Entropy: A New World View

Entropy: A New World View is a non-fiction book by Jeremy Rifkin and Ted Howard, with an Afterword by Nicholas Georgescu-Roegen. First published by The Viking Press, New York in 1980 (ISBN 0-670-29717-8).

A paper-back edition was published by Bantam in 1981, with a paper-back Revised Edition, by Bantam, in 1989 (ISBN 0-553-34717-9).

In the book the authors seek to analyze the world's economic and social structures by using the second law of thermodynamics, also known as the law of entropy. The authors argue that humanity is wasting resources at an increasing rate, which if unchecked will lead to the destruction of civilization, which has happened before on a smaller scale for past societies.
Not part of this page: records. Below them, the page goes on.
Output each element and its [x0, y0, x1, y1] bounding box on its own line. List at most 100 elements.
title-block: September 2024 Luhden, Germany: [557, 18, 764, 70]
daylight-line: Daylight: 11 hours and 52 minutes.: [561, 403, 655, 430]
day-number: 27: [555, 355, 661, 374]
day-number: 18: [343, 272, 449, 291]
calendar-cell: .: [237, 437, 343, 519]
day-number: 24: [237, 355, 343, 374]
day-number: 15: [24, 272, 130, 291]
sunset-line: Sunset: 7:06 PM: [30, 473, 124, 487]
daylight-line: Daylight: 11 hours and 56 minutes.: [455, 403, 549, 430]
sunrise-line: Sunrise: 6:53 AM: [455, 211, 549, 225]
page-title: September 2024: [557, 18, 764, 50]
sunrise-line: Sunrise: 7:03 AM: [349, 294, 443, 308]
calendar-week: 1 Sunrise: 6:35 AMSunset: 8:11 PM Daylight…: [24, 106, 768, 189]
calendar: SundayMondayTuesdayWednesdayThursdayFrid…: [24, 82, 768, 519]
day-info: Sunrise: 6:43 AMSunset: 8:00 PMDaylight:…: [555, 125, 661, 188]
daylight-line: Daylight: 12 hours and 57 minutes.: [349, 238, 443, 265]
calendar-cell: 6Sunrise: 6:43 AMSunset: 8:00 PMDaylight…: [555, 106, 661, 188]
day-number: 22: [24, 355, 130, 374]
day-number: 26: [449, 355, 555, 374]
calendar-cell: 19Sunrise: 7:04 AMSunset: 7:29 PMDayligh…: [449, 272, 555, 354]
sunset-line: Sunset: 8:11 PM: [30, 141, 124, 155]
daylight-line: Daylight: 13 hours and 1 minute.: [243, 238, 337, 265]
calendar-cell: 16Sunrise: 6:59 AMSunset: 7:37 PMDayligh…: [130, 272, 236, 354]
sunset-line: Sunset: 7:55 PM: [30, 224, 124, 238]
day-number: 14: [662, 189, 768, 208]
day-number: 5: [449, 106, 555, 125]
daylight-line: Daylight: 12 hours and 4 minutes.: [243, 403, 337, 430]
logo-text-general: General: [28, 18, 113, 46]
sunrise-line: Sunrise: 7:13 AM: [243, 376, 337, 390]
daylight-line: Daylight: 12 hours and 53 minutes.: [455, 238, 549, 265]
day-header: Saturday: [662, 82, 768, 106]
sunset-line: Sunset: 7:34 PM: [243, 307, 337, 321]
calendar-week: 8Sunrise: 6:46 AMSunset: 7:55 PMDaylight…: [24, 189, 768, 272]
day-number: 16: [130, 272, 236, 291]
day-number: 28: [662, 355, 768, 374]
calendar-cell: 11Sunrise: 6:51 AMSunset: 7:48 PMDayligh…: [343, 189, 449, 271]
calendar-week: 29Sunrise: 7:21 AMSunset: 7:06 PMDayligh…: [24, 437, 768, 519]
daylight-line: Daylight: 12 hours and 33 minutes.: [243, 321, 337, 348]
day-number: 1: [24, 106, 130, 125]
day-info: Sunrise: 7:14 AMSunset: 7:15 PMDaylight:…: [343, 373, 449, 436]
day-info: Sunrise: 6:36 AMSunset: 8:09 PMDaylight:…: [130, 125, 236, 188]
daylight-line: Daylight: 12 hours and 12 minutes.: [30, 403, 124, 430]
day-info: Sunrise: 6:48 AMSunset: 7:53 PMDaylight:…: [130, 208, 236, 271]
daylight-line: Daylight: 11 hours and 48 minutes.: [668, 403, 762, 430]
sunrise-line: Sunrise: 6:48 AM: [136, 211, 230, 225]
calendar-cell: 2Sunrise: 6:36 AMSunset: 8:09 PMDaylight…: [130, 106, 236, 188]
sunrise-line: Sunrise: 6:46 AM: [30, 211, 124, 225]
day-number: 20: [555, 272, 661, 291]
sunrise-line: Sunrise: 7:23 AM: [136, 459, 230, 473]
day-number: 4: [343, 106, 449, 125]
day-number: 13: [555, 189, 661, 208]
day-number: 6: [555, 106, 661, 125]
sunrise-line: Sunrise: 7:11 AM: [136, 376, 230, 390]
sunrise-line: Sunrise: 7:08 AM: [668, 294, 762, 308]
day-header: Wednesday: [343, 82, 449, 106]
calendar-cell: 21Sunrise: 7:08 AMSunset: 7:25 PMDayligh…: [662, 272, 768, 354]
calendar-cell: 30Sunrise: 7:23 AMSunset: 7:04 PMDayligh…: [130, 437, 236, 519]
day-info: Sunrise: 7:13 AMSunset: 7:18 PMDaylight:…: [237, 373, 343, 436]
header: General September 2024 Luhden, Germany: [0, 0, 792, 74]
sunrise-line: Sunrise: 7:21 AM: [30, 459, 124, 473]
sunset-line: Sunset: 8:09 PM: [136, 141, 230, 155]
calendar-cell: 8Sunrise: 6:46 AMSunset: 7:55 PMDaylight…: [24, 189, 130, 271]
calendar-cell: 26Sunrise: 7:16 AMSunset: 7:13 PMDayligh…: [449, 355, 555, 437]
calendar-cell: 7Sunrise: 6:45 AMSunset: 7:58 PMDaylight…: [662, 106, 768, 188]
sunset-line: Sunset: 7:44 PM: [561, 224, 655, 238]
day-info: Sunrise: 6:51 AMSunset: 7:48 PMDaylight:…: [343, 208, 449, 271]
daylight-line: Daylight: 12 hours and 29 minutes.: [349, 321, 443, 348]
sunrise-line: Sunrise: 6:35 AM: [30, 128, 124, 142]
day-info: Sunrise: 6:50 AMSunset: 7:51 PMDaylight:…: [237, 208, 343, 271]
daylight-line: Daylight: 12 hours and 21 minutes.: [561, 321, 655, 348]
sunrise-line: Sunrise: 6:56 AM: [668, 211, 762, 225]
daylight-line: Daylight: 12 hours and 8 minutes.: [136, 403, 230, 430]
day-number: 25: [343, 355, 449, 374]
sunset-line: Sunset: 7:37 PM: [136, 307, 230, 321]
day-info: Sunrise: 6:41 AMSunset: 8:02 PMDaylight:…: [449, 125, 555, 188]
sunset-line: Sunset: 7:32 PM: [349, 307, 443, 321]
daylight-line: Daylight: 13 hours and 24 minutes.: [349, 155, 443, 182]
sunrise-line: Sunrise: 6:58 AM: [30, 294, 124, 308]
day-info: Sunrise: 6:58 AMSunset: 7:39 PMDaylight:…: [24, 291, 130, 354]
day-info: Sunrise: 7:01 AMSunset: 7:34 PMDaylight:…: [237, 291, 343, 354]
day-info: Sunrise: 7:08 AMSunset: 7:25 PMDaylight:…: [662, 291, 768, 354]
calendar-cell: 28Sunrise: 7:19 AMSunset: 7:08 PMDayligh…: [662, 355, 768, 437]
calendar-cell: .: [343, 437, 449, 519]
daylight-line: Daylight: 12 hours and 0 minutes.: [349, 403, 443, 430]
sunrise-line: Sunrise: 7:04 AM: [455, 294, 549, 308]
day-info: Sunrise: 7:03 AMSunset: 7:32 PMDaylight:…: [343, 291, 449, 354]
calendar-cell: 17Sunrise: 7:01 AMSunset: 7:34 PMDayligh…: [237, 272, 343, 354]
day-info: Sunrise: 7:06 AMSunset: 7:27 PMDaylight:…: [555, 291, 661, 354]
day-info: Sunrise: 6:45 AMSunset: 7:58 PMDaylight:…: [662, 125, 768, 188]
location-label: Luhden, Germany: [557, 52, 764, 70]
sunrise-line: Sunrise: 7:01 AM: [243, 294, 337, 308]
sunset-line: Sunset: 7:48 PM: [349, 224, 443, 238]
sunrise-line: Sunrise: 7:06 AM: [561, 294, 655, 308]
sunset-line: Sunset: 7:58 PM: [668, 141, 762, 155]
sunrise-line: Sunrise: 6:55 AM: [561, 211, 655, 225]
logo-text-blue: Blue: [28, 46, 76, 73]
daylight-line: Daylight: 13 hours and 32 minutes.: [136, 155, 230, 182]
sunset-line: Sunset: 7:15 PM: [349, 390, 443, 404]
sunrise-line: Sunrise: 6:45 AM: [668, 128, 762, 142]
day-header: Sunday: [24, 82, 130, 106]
The book promotes the use of sustainable energy sources and slow resource consumption as the solution to delay or forestall death by entropy. Critics: Rifkin's 1980 view assume that entropy is disorder. However modern view which is based on information theory treat entropy as uncertainty. The later approach explains how in some cases entropy increases order. In fact, order spontaneously increases in the world all time in evolution and also in economy that is constantly improved. Therefore, Rifkin's book is controversial. See "Entropy God's Dice Game" by Kafri and Kafri.

Such critiques are addressed by properly defining the system under consideration. While biological systems may give the appearance of self-assembling contrary to the Second Law, this illusion disappears when one considers the environment-organism system. While the constituent atoms and molecules comprising the organism, as a collection, decrease in entropy, the surroundings experience a compensating increase in entropy, consistent with the Second Law.